Form 10-Q Itemization
This addresses a domain-specific problem for financial analysts and regulators by providing a tool to automate the extraction of machine-readable data from quarterly reports, though it is incremental as it builds on existing methods like CNNs and rule-based systems.
The paper tackles the challenge of retrieving item-specific information from unstructured Form 10-Q financial filings by developing a solution that combines a rule-based algorithm with a Convolutional Neural Network image classifier, enabling rapid data extraction from large volumes of textual data.
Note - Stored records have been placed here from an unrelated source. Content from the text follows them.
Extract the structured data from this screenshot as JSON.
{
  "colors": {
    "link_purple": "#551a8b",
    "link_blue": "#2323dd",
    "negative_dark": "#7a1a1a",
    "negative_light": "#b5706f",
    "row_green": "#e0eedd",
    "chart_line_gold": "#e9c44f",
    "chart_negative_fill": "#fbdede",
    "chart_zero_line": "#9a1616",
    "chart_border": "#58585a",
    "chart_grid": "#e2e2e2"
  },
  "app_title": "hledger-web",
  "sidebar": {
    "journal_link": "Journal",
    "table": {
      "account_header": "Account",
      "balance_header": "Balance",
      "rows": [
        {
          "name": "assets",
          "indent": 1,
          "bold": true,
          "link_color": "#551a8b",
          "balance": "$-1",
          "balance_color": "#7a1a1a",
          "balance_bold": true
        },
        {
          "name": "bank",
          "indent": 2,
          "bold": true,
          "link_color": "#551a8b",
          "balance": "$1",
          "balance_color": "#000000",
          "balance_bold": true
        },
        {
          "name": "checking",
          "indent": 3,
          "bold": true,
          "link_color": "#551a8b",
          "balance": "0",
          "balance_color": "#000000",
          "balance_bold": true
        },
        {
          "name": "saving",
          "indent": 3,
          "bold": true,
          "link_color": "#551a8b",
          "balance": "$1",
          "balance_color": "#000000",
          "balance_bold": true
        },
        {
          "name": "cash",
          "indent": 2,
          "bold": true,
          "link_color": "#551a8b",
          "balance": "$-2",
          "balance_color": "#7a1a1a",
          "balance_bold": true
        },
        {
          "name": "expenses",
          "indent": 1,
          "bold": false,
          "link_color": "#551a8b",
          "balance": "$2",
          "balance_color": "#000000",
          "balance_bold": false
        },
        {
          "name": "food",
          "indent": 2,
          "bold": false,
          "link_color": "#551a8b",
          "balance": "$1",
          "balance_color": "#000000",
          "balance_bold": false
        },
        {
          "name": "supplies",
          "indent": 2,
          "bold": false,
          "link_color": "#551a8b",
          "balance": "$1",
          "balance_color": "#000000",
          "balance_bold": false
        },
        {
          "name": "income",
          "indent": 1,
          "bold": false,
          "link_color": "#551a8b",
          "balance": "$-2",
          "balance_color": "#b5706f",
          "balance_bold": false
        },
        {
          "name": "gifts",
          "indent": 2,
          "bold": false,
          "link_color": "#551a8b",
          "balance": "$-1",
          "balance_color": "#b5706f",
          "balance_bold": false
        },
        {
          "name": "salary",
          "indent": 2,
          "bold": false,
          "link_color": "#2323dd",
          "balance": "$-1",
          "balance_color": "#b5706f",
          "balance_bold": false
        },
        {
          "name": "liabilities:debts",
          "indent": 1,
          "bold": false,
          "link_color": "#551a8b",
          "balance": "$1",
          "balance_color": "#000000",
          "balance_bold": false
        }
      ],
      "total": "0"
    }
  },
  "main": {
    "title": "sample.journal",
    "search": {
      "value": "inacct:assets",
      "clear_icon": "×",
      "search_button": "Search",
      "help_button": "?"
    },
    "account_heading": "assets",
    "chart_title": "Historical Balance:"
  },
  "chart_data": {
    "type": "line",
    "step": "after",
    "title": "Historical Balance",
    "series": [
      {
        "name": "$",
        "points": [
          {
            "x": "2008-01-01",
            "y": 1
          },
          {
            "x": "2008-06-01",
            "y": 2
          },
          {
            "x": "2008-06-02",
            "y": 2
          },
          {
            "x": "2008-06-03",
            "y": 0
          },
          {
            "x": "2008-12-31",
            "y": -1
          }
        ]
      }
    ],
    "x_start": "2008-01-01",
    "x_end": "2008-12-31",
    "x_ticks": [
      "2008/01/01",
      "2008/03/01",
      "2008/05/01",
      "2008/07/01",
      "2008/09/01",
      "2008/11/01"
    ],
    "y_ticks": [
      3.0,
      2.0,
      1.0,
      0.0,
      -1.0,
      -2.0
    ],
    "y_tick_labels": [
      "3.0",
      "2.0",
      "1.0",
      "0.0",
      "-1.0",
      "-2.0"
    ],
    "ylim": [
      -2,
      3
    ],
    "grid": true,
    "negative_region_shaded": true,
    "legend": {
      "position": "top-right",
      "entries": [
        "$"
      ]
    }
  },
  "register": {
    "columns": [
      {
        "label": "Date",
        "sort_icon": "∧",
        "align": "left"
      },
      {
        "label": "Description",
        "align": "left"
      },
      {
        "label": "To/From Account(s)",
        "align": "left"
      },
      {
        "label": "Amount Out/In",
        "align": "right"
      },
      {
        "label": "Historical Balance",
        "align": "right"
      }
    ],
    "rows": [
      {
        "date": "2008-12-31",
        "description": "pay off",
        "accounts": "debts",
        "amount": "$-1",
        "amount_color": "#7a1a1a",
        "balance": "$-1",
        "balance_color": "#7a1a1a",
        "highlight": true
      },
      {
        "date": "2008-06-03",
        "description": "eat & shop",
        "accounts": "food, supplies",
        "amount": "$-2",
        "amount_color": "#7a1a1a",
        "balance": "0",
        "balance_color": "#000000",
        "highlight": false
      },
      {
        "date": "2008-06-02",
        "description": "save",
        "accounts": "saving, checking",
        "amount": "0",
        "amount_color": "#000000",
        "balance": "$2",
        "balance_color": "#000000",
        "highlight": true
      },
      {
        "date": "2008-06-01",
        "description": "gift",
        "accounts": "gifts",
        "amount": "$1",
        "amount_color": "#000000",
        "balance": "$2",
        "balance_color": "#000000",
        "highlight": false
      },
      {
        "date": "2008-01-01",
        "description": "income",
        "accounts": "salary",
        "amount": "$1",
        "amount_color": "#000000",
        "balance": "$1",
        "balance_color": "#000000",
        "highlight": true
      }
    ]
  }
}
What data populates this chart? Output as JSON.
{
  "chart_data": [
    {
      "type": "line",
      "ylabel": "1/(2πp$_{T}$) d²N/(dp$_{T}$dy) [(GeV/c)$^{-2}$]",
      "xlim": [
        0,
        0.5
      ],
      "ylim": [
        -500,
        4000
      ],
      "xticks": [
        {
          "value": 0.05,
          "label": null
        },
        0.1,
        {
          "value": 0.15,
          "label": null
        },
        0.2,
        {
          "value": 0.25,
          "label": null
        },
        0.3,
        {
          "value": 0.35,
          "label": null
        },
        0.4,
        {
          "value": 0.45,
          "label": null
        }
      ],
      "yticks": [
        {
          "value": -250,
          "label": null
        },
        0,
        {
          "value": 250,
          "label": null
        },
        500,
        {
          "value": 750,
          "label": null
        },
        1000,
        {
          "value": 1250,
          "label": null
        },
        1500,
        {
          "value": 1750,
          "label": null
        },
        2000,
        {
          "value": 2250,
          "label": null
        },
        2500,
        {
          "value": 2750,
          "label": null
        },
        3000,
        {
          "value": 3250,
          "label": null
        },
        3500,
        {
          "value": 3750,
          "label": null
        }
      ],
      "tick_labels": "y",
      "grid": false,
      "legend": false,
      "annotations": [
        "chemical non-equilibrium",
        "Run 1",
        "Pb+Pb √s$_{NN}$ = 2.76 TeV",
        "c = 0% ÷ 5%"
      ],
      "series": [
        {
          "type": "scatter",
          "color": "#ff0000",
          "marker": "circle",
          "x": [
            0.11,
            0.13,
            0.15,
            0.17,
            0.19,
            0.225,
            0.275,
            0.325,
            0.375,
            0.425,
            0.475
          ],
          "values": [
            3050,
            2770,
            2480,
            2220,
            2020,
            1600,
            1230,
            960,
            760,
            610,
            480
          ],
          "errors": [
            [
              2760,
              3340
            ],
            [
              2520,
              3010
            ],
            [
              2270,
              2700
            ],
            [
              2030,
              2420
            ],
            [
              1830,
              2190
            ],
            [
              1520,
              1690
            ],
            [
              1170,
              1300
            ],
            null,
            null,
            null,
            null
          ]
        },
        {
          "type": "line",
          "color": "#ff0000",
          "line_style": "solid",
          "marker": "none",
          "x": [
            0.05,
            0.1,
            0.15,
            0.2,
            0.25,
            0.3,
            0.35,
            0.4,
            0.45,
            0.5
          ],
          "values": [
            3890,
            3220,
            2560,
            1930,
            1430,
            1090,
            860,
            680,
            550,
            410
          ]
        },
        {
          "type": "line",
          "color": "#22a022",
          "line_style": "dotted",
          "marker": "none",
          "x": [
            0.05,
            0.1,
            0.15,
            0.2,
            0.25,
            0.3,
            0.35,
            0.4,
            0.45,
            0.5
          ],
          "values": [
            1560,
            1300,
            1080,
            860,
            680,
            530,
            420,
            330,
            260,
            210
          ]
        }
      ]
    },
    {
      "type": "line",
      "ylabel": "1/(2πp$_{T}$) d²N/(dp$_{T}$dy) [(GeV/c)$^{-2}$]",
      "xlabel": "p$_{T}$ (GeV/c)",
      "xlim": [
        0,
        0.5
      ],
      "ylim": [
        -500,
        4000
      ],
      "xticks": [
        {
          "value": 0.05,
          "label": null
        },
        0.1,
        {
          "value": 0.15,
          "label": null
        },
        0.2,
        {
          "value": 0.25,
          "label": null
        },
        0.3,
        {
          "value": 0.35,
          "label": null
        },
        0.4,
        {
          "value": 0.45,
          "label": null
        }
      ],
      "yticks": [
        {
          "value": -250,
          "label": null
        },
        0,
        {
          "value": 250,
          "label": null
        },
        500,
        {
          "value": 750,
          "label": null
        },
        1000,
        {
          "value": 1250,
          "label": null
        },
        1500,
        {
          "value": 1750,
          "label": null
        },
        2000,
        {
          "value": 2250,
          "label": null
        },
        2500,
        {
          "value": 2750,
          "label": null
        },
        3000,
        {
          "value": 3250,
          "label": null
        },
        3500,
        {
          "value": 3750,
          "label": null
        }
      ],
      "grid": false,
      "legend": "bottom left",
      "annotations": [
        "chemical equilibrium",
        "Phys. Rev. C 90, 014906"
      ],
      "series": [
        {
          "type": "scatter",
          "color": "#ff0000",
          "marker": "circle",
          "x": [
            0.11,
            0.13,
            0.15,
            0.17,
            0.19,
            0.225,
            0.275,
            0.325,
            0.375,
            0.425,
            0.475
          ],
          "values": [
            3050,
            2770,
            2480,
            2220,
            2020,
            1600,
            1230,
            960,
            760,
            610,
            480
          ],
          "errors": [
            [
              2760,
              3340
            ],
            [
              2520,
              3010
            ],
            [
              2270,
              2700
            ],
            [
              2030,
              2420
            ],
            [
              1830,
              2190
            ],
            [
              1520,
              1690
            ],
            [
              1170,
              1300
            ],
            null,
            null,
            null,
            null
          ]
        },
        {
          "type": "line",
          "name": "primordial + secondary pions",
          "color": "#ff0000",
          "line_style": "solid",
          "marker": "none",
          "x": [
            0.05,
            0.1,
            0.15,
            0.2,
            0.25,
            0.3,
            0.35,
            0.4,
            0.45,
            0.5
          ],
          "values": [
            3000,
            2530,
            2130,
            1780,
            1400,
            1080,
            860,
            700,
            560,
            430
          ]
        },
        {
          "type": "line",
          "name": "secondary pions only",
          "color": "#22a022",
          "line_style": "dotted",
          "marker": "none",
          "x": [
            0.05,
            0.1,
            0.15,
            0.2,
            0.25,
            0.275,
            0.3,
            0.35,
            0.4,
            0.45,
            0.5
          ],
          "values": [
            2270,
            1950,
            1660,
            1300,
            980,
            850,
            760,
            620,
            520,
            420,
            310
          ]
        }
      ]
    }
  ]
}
The quarterly financial statement, or Form 10-Q, is one of the most frequently required filings for US public companies to disclose financial and other important business information. Due to the massive volume of 10-Q filings and the enormous variations in the reporting format, it has been a long-standing challenge to retrieve item-specific information from 10-Q filings that lack machine-readable hierarchy. This paper presents a solution for itemizing 10-Q files by complementing a rule-based algorithm with a Convolutional Neural Network (CNN) image classifier. This solution demonstrates a pipeline that can be generalized to a rapid data retrieval solution among a large volume of textual data using only typographic items. The extracted textual data can be used as unlabeled content-specific data to train transformer models (e.g., BERT) or fit into various field-focus natural language processing (NLP) applications.